The lack of ‘greenium’ in these regions could owe to several factors, the research said, including lower ESG coverage and disclosure as well as more fragility in emerging markets generally, not to mention the more complex demands of investors in developed markets for securities offering not only good risk-return profiles but also social and climate responsibility. More significant, perhaps, is how the ESG advantage seems to waver depending on market contexts, even in more developed regions.
During the initial COVID-19 shock between mid-February and the end of March 2020, when the Federal Reserve announced its first round of bond market intervention, the yield spread premium of ESG issuers was especially pronounced.
However, the period of gradual rebound between April and June showed “no statistically significant effect” for bond pricing based on changes in ESG ratings for all providers other than MSCI. One explanation for this could be the supply of corporate debt over the first three quarters – including from ESG issuers – hit record volumes, meaning a previously undersupplied entity became commonplace.
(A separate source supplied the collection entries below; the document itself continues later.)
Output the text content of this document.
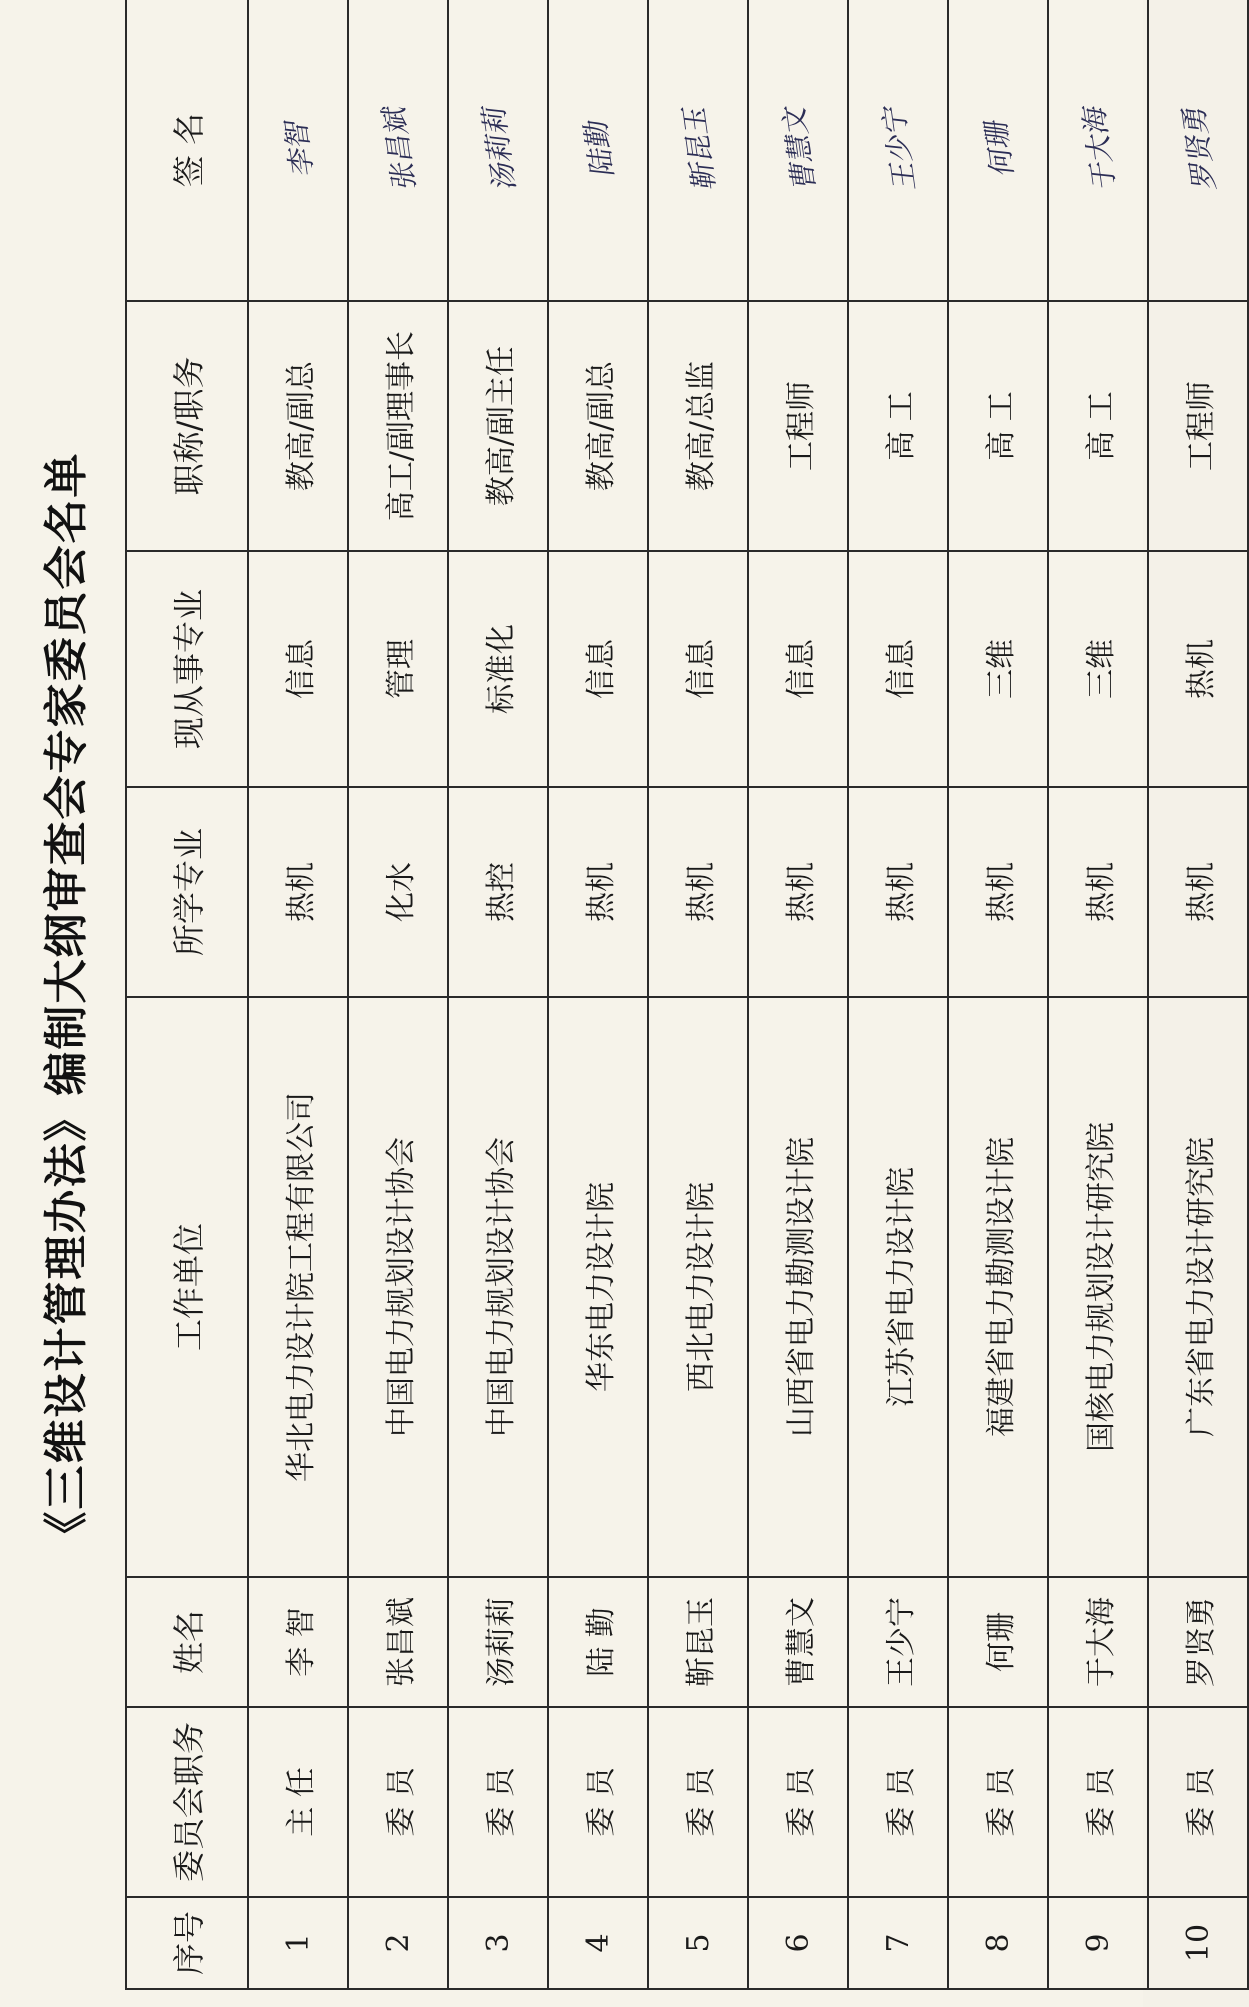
《三维设计管理办法》编制大纲审查会专家委员会名单
序号	委员会职务	姓名	工作单位	所学专业	现从事专业	职称/职务	签 名
1	主 任	李 智	华北电力设计院工程有限公司	热机	信息	教高/副总	李智
2	委 员	张昌斌	中国电力规划设计协会	化水	管理	高工/副理事长	张昌斌
3	委 员	汤莉莉	中国电力规划设计协会	热控	标准化	教高/副主任	汤莉莉
4	委 员	陆 勤	华东电力设计院	热机	信息	教高/副总	陆勤
5	委 员	靳昆玉	西北电力设计院	热机	信息	教高/总监	靳昆玉
6	委 员	曹慧文	山西省电力勘测设计院	热机	信息	工程师	曹慧文
7	委 员	王少宁	江苏省电力设计院	热机	信息	高 工	王少宁
8	委 员	何珊	福建省电力勘测设计院	热机	三维	高 工	何珊
9	委 员	于大海	国核电力规划设计研究院	热机	三维	高 工	于大海
10	委 员	罗贤勇	广东省电力设计研究院	热机	热机	工程师	罗贤勇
Flash forward to today and whether the ‘greenium’ still exists, GHCO’s Pughe said it will have longevity in some form, given investors continue to be ushered towards ESG tendencies by political and social pressures.
However, he added: “We have seen this trend be far less prevalent during this year’s energy crisis. Environmentally better options have been washed out in both international and domestic markets meaning cheaper green-based financing could be downtrend-specific (or uptrend) and more niche than initial assumptions.”
Indeed, Julio Suarez, director of the Association for Financial Markets in Europe (AFME), said the ESG yield premium “marginally widened” from non-existent to up to two basis points by the end of Q1 this year, however, this could perhaps be explained by supply dynamics, with ESG bond and loan issuance down 32% year-on-year during the three-month period.
Interestingly, amid this year’s asset pricing and yield volatility, ESG bond fund assets have proven relatively sticky, with $3.6bn outflows globally during the first five months of the year, versus $242bn for non-ESG fixed income funds, according to data from EPFR Global.
Looking ahead, the ‘greenium’ debate raises some important questions such as whether ESG bonds create different financial outcomes to their vanilla equivalents or how ESG yield spreads will behave as economies continue tackling high inflation and lower productivity.
To what extent a green financing advantage exists, it is vital conflicts of interest and workarounds are eliminated so only truly good corporate actors are included in indices accessing cheaper debt, however fleeting this may be.